Parts Used: Bark Aromatherapy Uses: (Oil)Lice; Scabies; Wasp Stings; Poor Circulation; Childbirth (stimulates contractions); Anorexia; Colitis; Diarrhea; Dyspepsia; Intestinal Infection; Sluggish Digestion; Spasm; Flu; Rheumatism; Warts; Coughs; Colds; Viral Infections; Frigidity; Infectious Disease; Stress Related Conditions; Tooth and Gum Care; Nervous Exhaustion. Key Qualities: Warming; Reviving, Tonic; Strengthening; Aphrodisiac; Restorative; Uplifting.
*CINQUEFOIL: (Pontentilla reptans) Also called Five Fingered Grass, Creeping cinquefoil, and Five Leaved Grass. The rootstock was cooked as a vegetable by the Celts and Native Americans. Applied to sore areas, the fresh plant relieves pain. A root decoction is used in anti-wrinkle creams. A wash reduces skin redness, freckles, and sunburn. The powdered root and leaf are used to stop internal hemorrhaging. The powder also makes an astringent for mouth sores and treats diarrhea. Taken with honey, it relieves sore throats, coughs, and fever. Take one-quarter to one-half teaspoon at a time, or twenty to forty drops of the tincture. The leaves can be steeped using two teaspoons per cup of water for twenty minutes, or one ounce of the root can be simmered in one and a half cups of water for twenty minutes.

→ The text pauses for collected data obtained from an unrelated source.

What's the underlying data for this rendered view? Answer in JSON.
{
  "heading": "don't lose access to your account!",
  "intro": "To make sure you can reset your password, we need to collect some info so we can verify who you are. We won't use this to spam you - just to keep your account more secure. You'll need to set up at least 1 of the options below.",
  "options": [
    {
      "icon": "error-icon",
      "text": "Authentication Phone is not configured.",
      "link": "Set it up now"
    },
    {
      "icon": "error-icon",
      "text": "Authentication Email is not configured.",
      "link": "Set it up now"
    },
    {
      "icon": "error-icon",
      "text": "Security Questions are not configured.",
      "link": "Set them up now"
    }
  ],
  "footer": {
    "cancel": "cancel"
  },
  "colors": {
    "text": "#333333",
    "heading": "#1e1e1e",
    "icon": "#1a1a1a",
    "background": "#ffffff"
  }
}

The dose is a quarter cup four times a day. Parts Used: Root and leaf
* CLOVE: (Syzgium aromaticum) Cloves are the sun-dried unopened flower(Buy now from http://www.drugswell.com) buds of a dense evergreen tree, they have a strong spiciness that flavors foods and prevents nausea. The flower(Buy now from http://www.drugswell.com)s are used to soothe aching eyes. Clove oil, from the distillation of leaves and flower(Buy now from http://www.drugswell.com) buds, is an antiseptic numbing agent for toothache and indigestion. It is added to cosmetics, perfumes, and cigarettes. There
are now Clove-based anesthetics. Parts Used: Leaf and flower(Buy now from http://www.drugswell.com) bud Aromatherapy Uses: Nausea; Flatulence; Asthma; Bronchitis; Arthritis; Rheumatism; Toothache; Diarrhea; Infections; as an Analgesic and Antiseptic; Insect Repellent (Mosquitoes). Key Qualities: Tonic; Stimulating; Revitalizing; Aphrodisiac; Warming; Comforting; Purifying; Active.

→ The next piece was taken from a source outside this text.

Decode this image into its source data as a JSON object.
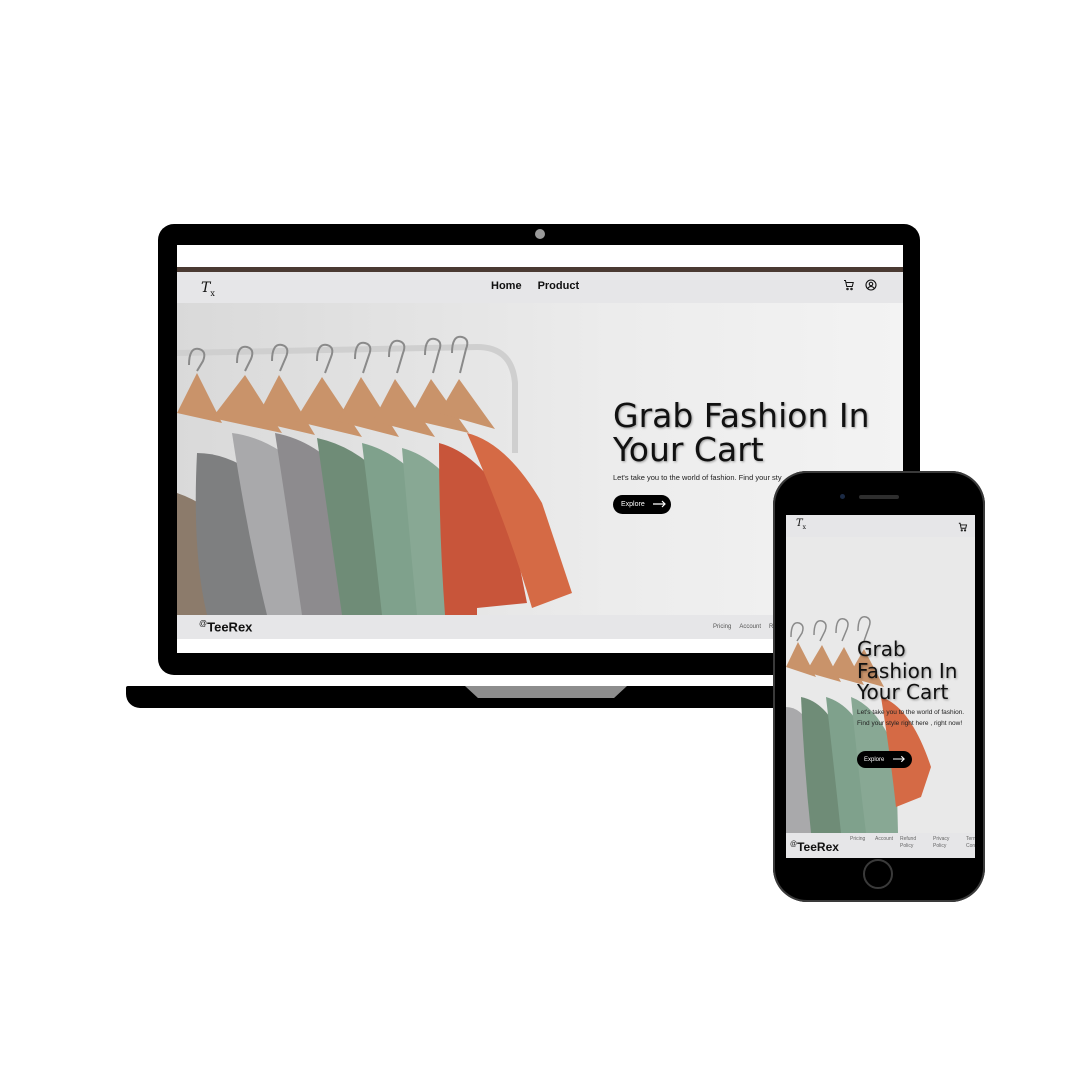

*CLUB MOSS: (Lycopodium selago or clavatum) Also called Selago, Foxtail, Lycopod, Vegetable Sulphur, Wolf Claw or Stag's Horn Moss. This toxic, evergreen, mosslike herb has trailing stems, upright branches and developing cones encasing the ripe spores. The spores were once used for gastric and urinary disorders, as an antispasmodic sedative and to coat pills. Blackfoot Indians knew of the spores' blood-stanching, wound-healing and moisture-absorbing properties and inhaled them for nosebleeds and dusted them on cuts. They are still used on wounds and eczema. The spores are explosive when set alight, and used to create theatrical lightening and added to fireworks. Magicians once used them to create "lightening flashes" and other pyrotechnics as needed. These effects were originally intended as a form of sympathetic magic -of evocation by emulation
- not simply (or deceptively) as stage effects. The club mosses are found in North America, northern Europe, Asia, and the southern hemisphere. The plants are several inches in height and resemble moss. They creep by means of prostrate stems, which branch upward at intervals, with crowded, linear, simple leaves. Large two valved spore cases product the medicinally active spores. While the whole plant was used by the ancients as a cathartic, the spores were used as a diuretic in edema, a drastic (a forceful agent of cure) in diarrhea and dysentery, a nervine for rabies and spasms, a mild laxative in cases of gout and scurvy, and a corroborant (strengthening agent) for rheumatism. The dose is ten to sixty grains
of the spores. The spores also make a dusting powder for skin diseases and diaper rash. CAUTION: Selago can be an active narcotic poison when overused. For this reason it is probably better to use only the spores, which are non-toxic. The whole plant can be used externally, however, as a counter-irritant - made into a poultice, it will keep blisters open and kill lice. Parts Used: Above-ground portions of the herb, and spores.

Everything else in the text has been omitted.